Polis issues new regulations on oil and gas companies

An oil pump silhouetted on the sky

Colorado oil and gas producers along much of the Front Range must cut nitrogen oxides 30% by 2025 and 50% by 2030 under a new directive from Gov. Jared Polis — changes that industry leaders described Thursday as achievable but requiring new investment levels and technology.

The requirements — which came via a letter the Democratic governor sent to the Colorado Oil and Gas Conservation Commission and the Colorado Department of Public Health and Environment directing new rulemakings — are the latest regulations on the industry from Polis. They come as resource producers already are taking voluntary measures to cut emissions but also as legislators and regulators seek even further pollution reductions following Colorado’s designation in 2022 as a “severe” violator of federal ozone regulations.

Nitrous oxides, when breathed in high concentrations, are linked to increased problems with asthma and increased susceptibility to respiratory infections. They are produced by operations of diesel engines, which are used in oil and gas production for field compression required to pump gas to the surface and for frac fleets needed to perform hydraulic fracturing services.

Oil and gas companies have been working to reduce these air pollutants since 2017, which was the modeling year for the State Implementation Plan to address ozone nonattainment levels, and the reduction levels in Polis’ order are based on a 2017 baseline. But to achieve the further reductions specified in the directive, they will have to move more field-compression equipment and frac fleets from being diesel-powered to being powered by electricity or natural gas, and the migration may depend on whether equipment suppliers can provide alternatively fueled options quickly enough.

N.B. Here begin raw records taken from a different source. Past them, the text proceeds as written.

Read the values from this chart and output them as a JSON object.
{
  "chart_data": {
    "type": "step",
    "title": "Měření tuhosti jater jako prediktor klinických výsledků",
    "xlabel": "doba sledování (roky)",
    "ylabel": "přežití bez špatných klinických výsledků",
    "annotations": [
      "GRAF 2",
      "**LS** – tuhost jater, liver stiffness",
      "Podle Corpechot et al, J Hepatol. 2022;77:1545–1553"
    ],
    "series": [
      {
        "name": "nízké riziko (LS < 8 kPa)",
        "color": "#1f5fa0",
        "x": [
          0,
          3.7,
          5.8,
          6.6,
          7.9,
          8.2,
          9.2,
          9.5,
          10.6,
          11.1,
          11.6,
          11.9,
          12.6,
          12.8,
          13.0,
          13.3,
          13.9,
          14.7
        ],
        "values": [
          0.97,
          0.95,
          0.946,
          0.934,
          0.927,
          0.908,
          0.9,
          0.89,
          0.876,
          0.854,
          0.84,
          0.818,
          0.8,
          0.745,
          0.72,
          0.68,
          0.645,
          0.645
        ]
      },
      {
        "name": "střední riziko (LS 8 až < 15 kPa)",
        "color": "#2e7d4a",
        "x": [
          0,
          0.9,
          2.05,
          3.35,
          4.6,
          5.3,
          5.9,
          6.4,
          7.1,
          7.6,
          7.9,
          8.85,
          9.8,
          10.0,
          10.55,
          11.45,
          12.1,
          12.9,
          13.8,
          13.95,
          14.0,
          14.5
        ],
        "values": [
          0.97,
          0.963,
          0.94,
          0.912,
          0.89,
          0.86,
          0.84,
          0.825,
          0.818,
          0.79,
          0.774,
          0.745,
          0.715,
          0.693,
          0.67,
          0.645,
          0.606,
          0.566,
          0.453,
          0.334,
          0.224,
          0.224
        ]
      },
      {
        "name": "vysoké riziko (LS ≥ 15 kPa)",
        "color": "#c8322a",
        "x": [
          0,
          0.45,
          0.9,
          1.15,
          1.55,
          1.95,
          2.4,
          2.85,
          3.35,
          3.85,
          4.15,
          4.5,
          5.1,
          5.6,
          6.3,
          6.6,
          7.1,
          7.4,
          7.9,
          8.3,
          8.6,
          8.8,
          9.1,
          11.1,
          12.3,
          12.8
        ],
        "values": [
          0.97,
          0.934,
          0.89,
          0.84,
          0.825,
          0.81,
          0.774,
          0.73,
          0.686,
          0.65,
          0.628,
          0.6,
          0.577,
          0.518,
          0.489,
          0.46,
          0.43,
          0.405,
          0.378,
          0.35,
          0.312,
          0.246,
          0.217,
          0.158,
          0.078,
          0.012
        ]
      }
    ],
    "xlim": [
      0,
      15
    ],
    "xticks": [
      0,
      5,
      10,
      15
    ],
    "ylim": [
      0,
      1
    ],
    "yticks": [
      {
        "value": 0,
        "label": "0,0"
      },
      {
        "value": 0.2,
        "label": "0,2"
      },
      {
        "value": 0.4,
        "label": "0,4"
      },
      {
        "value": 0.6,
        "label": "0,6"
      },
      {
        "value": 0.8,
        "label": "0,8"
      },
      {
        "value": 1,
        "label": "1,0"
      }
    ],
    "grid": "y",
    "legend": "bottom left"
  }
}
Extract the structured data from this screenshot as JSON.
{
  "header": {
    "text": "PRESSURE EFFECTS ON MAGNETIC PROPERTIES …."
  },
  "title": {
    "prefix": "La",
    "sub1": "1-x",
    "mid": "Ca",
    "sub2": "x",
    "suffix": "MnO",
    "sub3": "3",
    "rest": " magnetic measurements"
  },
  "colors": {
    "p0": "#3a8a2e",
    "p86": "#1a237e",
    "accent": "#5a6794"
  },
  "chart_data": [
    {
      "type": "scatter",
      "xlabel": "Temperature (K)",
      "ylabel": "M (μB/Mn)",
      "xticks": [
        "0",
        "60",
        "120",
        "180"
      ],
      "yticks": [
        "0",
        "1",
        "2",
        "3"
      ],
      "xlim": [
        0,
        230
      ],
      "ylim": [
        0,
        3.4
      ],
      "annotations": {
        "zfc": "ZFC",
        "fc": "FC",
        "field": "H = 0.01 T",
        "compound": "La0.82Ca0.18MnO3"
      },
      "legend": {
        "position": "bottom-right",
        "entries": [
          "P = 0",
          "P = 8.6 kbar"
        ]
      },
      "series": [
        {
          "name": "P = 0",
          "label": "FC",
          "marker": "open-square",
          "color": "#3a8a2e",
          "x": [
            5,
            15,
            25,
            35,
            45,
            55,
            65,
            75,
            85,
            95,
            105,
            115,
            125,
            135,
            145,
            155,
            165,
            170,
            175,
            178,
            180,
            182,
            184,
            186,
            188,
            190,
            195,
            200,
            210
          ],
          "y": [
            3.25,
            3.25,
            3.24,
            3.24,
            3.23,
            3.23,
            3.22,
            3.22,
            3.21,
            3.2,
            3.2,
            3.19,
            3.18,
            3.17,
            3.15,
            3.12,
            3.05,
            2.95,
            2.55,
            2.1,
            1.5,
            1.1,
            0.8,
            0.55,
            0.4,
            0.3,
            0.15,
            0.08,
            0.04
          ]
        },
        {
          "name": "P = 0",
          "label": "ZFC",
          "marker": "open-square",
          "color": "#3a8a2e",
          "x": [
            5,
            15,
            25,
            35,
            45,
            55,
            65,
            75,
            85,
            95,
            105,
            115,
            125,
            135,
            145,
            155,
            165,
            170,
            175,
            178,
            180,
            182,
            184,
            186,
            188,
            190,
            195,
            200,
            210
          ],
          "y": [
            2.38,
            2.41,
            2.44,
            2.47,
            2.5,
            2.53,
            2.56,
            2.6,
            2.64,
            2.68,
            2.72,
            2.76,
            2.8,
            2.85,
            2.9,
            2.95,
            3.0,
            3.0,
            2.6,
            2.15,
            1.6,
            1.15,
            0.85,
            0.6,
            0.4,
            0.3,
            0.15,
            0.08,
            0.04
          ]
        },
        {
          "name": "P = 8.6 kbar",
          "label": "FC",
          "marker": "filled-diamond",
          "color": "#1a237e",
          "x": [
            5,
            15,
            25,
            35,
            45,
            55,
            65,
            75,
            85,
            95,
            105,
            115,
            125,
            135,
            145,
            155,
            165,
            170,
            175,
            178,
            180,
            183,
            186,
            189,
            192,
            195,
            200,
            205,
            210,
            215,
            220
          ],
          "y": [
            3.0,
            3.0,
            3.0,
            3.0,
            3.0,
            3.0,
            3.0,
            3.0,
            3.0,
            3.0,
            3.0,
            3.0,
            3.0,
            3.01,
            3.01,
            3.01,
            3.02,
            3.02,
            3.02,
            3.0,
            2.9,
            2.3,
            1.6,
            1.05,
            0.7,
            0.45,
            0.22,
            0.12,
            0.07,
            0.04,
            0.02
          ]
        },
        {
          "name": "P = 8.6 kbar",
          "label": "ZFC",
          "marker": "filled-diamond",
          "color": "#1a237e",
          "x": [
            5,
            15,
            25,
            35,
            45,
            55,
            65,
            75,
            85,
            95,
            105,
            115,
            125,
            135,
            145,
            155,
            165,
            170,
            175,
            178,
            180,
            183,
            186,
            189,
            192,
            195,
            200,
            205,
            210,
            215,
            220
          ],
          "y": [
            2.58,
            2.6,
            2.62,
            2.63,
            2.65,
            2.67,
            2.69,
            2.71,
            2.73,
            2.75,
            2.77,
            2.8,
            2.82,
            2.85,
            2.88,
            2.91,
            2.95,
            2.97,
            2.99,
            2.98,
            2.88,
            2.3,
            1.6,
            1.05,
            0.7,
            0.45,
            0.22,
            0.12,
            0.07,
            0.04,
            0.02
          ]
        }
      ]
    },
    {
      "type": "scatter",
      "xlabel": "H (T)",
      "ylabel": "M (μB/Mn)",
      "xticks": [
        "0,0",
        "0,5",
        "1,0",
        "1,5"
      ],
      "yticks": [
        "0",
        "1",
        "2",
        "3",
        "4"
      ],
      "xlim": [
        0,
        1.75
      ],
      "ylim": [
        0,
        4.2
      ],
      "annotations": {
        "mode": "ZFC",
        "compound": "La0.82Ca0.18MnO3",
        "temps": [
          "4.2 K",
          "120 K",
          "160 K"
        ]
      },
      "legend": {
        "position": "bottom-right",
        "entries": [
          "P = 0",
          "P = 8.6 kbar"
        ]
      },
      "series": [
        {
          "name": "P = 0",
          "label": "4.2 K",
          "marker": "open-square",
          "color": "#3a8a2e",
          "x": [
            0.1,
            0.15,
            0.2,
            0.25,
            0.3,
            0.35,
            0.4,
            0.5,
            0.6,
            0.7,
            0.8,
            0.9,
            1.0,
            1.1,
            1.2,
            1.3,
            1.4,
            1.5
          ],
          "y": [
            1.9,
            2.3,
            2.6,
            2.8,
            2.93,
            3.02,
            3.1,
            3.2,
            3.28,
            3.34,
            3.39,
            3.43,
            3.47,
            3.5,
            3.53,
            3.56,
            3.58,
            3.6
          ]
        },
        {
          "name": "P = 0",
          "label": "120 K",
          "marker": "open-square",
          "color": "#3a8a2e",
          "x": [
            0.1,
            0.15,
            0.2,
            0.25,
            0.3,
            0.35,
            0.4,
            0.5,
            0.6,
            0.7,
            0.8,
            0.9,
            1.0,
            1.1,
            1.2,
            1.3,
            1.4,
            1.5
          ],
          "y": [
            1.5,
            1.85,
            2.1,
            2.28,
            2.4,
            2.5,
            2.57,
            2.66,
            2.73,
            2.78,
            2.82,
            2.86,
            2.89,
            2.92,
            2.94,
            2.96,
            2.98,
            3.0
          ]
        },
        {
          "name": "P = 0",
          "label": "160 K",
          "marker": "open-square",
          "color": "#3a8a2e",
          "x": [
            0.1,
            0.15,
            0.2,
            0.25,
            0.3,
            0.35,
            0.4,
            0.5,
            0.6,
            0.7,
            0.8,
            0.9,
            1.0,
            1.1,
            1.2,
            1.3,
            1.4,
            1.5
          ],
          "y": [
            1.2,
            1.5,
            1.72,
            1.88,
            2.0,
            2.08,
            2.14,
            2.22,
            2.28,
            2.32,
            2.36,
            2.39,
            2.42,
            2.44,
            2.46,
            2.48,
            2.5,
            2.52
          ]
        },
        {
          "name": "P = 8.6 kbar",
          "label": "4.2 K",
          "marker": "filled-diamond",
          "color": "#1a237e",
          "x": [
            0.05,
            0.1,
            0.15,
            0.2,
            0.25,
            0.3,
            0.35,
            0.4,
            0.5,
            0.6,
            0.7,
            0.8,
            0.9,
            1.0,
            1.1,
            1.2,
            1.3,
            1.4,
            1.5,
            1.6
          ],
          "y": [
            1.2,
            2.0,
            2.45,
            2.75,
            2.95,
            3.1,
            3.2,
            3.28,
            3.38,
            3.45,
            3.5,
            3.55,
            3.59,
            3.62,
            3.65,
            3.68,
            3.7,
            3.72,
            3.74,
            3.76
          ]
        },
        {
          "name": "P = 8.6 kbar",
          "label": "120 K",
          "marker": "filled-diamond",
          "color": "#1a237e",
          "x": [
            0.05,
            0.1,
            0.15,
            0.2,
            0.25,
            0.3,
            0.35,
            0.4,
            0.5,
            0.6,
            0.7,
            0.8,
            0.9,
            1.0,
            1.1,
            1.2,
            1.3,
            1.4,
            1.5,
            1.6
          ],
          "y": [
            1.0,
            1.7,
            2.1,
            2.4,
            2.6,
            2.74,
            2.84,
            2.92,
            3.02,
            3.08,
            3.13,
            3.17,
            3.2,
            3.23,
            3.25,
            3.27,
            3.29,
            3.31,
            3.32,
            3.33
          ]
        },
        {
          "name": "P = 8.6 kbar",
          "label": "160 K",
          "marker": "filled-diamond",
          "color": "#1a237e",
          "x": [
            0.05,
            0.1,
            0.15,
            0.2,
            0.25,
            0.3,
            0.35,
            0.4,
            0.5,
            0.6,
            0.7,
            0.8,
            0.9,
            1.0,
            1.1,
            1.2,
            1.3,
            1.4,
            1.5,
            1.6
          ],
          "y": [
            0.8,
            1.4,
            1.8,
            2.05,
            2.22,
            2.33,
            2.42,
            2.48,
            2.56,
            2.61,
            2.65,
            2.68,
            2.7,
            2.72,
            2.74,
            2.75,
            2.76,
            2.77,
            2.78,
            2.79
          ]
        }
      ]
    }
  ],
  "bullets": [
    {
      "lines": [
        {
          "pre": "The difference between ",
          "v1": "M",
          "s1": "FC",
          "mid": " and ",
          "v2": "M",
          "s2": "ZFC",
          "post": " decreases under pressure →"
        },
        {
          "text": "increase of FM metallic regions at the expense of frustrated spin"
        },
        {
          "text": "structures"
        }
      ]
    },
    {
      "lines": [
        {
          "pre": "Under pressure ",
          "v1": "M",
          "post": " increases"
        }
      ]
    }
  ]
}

Polis, in his letter to the state agencies, painted the move, which is applicable to operators in the ozone nonattainment area, as a necessity next step to clean up the Front Range’s air after a bevy of recent boosts in oil and gas regulation stemming from a 2019 law. He called it the most significant standard in state history for reduction of this pollutant and said it also will be the first comprehensive nitrogen-oxides reduction program for the oil and gas industry in the U.S.

“Despite passing meaningful and effective legislation to reduce emissions from oil and gas operations, the sector still has a significant impact on our state’s air quality and greenhouse gas emissions,” he wrote. “Put simply, just as we need to do more in transportation and other sectors, we need to do more to reduce emissions from oil and gas operations in Colorado.”

But several oil-and-gas industry leaders questioned Thursday why their industry is being targeted again, even as it’s cut emissions in half since 2013 through a variety of measures.

Dan Haley, president and CEO of the Colorado Oil & Gas Association, noted that his industry already faces as many as eight more rulemakings this year to bolster regulations and reduce emissions, and he said state rules now are “the most rigorous in the country.” Operators currently are self-limiting truck traffic and are looking to decommission older technologies that producer greater emissions, but they need help from the state, particularly in speeding the consideration of permits necessary to do business, he said.

Lynn Granger, Midwest/Mountain West director for the American Petroleum Institute, said that while the industry will work to comply with the “aggressive and highly ambitious” directives, it’s been frustrated by the process that led to Thursday’s announcement. With producers already on track to meet the 2025 emissions-reduction goals set forth in the state’s Greenhouse Gas Pollution Reduction Roadmap, she hopes officials now can stop layering on new requirements.

“We are hopeful that the governor’s actions today will set the state on a path toward the regulatory certainty our industry has sought since 2019 and stand ever ready to lead and not follow in achieving our shared goals,” Granger said in a news release.

In the letter, Polis directed the state agencies to develop rules by the end of 2024 that set out how oil and gas operators will achieve the reductions in nitrogen oxides, requiring the emissions reductions to be verifiable and reportable to the public. He also directed the COGCC to develop an environmental best-management-practices program that incentivizes and rewards operators that exceed goals in mitigating greenhouse gases and local air pollution.

Operators will watch closely to see the details of the new program, paying special attention to whether the state will require the targets to be met individually by each company in the field and, if so, how the state determines their 2017 baseline of nitrogen oxide emissions. They also will seek to talk more about the 50% reduction goal for 2030, which some have said may be possible only if new technology is brought onto the market to replace older equipment.